Saturday, August 7, 2010

Judging

In a thoughtful article appearing in the August 19, 2010 issue of the New York Review of Books, Ronald Dworkin writes about Elena Kagan and the hearing of her confirmation as the newest Justice to the United States Supreme Court.

As a law professor back in 1995 she wrote of such hearings as taking "on an air of vacuity and farce, and the Senate becomes incapable of either properly evaluating nominees or appropriately educating the public." Dworkin writes that her own hearings became just that, as she avoided answering any question with much specificity or substance. Since the Bork confirmation hearing in 1987 when said nominee was skewered, nominees have hewed to the same script: avoid controversy, answer generally, flatter opposing Senators, smile a lot, and play it safe.

Justices Roberts and Alito played that same game: smile, say little. After climbing toi the bench, they joined Justices Scalia and Thomas as a solid right-wing bloc, often getting Justice Kennedy's vote and deciding 5-4 to pursue a conservative agenda.

It is crucial to the role Supreme Court justices play in our constitutional system that they be free and able to reject popular opinion—to overrule the wishes of the majority in order to protect individual rights.

The Court is supposed to rule based on constitutional interpretation, not on individual philosophy. But what is proper constitutional interpretation?


the right-wing phalanx of the Court has used its power to overrule the will of the majority in what strikes many of us as an indefensible and dangerous way: not to protect a vulnerable minority from majority indifference or hatred but to protect conservative interests and privilege from progressive legislation.

Dworkin's politics and worldview are quite clear; I happen to agree with his judgment.

Richard Posner, himself a conservative judge, recently wrote that four of the five most conservative justices since 1937 are together on the Court now: Chief Justice Roberts and Justices Clarence Thomas, Antonin Scalia, and Samuel Alito. Many lawyers believe it would have been better had Roberts and Alito been forced to disclose their real substantive intentions in their hearings because they would not have been confirmed if they had.

Richard Posner is a judge, and a prolific author.

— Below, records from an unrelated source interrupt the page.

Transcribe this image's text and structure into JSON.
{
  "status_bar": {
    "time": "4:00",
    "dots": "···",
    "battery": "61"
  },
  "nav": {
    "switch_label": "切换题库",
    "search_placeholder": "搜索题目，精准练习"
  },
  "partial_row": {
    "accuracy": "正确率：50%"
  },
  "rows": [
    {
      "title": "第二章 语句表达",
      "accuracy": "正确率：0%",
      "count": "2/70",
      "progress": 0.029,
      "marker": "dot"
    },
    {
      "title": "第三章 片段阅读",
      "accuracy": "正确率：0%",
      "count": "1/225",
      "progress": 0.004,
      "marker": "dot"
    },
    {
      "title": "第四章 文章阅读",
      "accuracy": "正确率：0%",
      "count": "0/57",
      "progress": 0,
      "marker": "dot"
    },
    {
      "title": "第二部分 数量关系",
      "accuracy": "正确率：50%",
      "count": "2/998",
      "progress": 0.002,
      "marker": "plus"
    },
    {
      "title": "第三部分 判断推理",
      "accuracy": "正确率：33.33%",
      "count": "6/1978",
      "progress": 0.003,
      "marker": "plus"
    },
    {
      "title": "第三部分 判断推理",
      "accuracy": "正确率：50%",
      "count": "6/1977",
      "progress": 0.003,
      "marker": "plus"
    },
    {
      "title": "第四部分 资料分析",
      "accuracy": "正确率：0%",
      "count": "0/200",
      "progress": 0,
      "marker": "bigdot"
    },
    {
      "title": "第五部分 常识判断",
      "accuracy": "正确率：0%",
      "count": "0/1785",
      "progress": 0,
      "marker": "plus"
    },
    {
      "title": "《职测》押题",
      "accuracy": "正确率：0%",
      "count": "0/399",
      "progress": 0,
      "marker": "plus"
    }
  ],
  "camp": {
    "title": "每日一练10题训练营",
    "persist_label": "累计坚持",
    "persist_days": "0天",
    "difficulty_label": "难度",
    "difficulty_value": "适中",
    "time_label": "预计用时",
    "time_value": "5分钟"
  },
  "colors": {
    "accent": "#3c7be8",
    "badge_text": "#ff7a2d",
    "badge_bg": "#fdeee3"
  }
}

Posner said of Roberts: “The tension between what he said at his confirmation hearing and what he is doing as a Justice is a blow to Roberts’s reputation for candor and further debasement of the already debased currency of the testimony of nominees at judicial confirmation hearings.”

 That tension is, in fact, that he lied at his hearings, not admitting he went in with the agenda he has pursued as a Justice and as Chief Justice. It has been an agenda of overturning precedent conservatives disagree with, an activist agenda, indeed.

Pressed to address precedent, Kagan spoke of using pragmatism and not overarching philosophical view.

Her answer was almost identical to what Roberts and Alito said about precedent and once they were confirmed they joined the other conservative justices in an overruling spree unparalleled in Court history.


Justice Roberts, overruling a recent decision, said that that decision “actually impedes the stable and orderly adjudication of future cases.” He cited the fact that the conservative justices who dissented in the earlier case had continued to declare their opposition to it. If that is enough to justify overruling, no important precedent would be safe.

Pragmatism? or pursuit of an agenda?

Abortion rights continue to be denounced by Scalia and Thomas and continue to be hated by many millions of Americans. Does that make Roe v. Wade “unworkable”? Many of the Court’s recent abortion decisions—in overruling a recent decision in order to permit a ban on “partial-birth” abortion, for instance—might well be thought to “erode” Roe‘s “doctrinal foundations.” Does that make Roe itself ripe for overruling? (Much of the Roberts Court’s jurisprudence might be preparing for the day it does that.)

Who can doubt that overturning Roe v. Wade is a priority for the right wing?